As a Grammy award-winning musician, author and ethnomusicologist, Mickey Hart is coming up on half a century "at the edge" of music, art, science and culture. It's a journey that has taken the globally revered drummer/percussionist from the band room at Lawrence High School in the late 50s and very early 60s, to the deepest psychedelic grooves of the Grateful Dead for 30 years, to every corner of the world in the quest for global rhythm, to the sonic origins of the cosmos and now back to his home and recording studio in Sonoma County, California.
But for this long, strange trip to get started at all, Mickey Hart first had to be saved.
"Arthur Jones was my hero," says Hart of his deeply influential high school band teacher and mentor. "He embodied the true spirit of music and he tempered it with compassion and a great dose of humor. He had to in order to put up with the likes of me."
From the very beginnings of high school on Long Island, Hart was drawn to the call of the drum. So much so that everything else fell by the wayside—almost to the point of truancy.

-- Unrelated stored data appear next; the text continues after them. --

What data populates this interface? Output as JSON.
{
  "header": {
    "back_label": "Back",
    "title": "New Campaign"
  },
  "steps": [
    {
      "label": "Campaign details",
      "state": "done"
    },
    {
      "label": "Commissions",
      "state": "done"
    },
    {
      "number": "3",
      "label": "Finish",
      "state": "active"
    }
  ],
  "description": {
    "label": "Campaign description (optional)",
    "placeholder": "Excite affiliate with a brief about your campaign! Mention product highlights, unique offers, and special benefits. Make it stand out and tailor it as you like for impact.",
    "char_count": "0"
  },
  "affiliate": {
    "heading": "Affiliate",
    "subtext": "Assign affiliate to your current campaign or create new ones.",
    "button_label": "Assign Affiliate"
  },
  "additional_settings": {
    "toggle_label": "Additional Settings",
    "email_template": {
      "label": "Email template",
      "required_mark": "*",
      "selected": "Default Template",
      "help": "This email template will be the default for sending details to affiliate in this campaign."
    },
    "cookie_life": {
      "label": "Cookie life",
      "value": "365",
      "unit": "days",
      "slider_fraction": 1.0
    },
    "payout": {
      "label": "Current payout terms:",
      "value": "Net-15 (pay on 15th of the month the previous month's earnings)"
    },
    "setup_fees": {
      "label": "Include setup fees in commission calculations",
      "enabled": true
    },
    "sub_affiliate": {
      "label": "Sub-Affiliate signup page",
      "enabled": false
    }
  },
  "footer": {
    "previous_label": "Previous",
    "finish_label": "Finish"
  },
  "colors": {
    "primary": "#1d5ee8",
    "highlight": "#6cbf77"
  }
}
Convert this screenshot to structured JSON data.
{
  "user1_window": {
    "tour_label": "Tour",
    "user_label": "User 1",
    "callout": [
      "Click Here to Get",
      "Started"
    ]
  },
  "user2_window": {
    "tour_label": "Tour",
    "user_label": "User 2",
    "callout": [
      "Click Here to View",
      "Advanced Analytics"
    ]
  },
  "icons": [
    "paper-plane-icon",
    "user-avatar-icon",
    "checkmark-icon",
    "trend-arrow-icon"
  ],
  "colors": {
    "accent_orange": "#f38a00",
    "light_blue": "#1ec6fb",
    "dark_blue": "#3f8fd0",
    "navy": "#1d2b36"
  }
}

But Jones was there to catch him when he fell. It was Jones' belief in Hart that allowed Hart to believe in himself, and to believe that his spirit and his instincts could take him wherever he wanted to go in music and beyond.
image"He knew that I wasn't going to be a mathematician, geography major or an English major," said Hart. "He knew I was going to be a musician. And he fought the fight; he fought the battle for me. He put his reputation on the line for me many, many times. Arthur was the catalyst."
Through these formative years and throughout his legendary career in the Grateful Dead and numerous other polyrhythmic projects, Hart has always been determined to push the boundaries of his own curiosity and capabilities. That sense of adventure and courage has manifested in his latest project—an extension of his "Universe of Sound" experiments, which started several years ago and have culminated in a new band, a new album and a new tour that will include stops this August in both Brooklyn and Patchogue.
"For a few years now, I have been 'sonifying' the epic events in the cosmos, starting with the Big Bang," Hart shared. "We're changing light waves into sound waves. I'm making music from—and having a conversation with—the cosmos. This band was built to play with the cosmos."
Hart has enlisted long-time Grateful Dead lyricist Robert Hunter to write words for these intergalactic soundscapes and he's also been working closely with American astrophysicist, cosmologist, Nobel Laureate (and Deadhead) George Smoot to usher this incredible vision from dream to reality.
"It's hard for me to stay in my own skin," Hart said of the excitement he shares over this epic undertaking. "I wake up every morning and I cannot wait to get to it. Playing with the moment of creation of space and time is more than I can bear. Now we have a sound for the moment. I've always known it intuitively, but now we have a sound for the sun, we have a sound for the moon, a sound for Saturn and the stars and the pulsars. That's what this band is about."
Through his multiple sonic experiments and extensive travels as an ambassador, archivist, preservationist and conduit for the "world beat," Hart has arrived at a sincere and assured understanding of the potential role music can and should play in our collective future consciousness.
image"The entertainment value will always be there, but the medical uses of music are the most exciting frontier," Hart asserts. "Whether it is to uplift the spirit or elevate the consciousness, or in treating dementia, Alzheimer's or Parkinson's…music is universal. There is no culture that does not have music. It is a necessity, not a luxury. It's one of the things that make us human. Music therapy is science being used in music and music being used in science. That is the future of music."
From this distilled point Hart eloquently draws the super helix from sound to cyber-syntax, effortlessly articulating the role that technology will play in our future, musical and otherwise.
"Noise, which is all around us—inner harmonic sound—is very dense and very complicated," Hart explains. "It takes computers and it takes tools to be able to come to grips with the sounds of now and of the future because people are becoming more sophisticated. Computers are becoming more sophisticated. So in binary code we find the future, as well as in keeping our skills as musicians. Straddling those two worlds—that is also the future of music."
With his heart, mind and musical sense firmly rooted in the present, Hart is reaching as far back into the past as one can conceivably go (13.7 billion years to be nearly exact). In that very same spark of inspiration and exploration of antiquity, Hart is also catching a very clear glimpse of the global future beyond the rhythm and the "vibrating membranes" of the universe. And while he believes in music's intrinsic healing power, he is also acutely aware that any power in the wrong hands can lead to our collective undoing.
"The human state is very Draconian, it's not a very pleasant thought," Hart muses. "But music is one of the mediators of the future. With music, we can hear the hopes and dreams of the people. It's the talking book. That's why music has been put here. It's the holder of the history of mankind."
imageSo with the inter-galactic power of the drum running throughout and around him, protecting him at all times, what is Mickey Hart afraid of?
"It's the code wars," warns Hart. "The new battlefield is code. He who has the code is the most helpful or the most dangerous. And he who uses the code for good or evil will be the person who will determine the fate of the planet.
"The world's knowledge is now stored in the numbers," Hart summarizes. "He who controls that knowledge will determine the fate, the destiny, of mankind."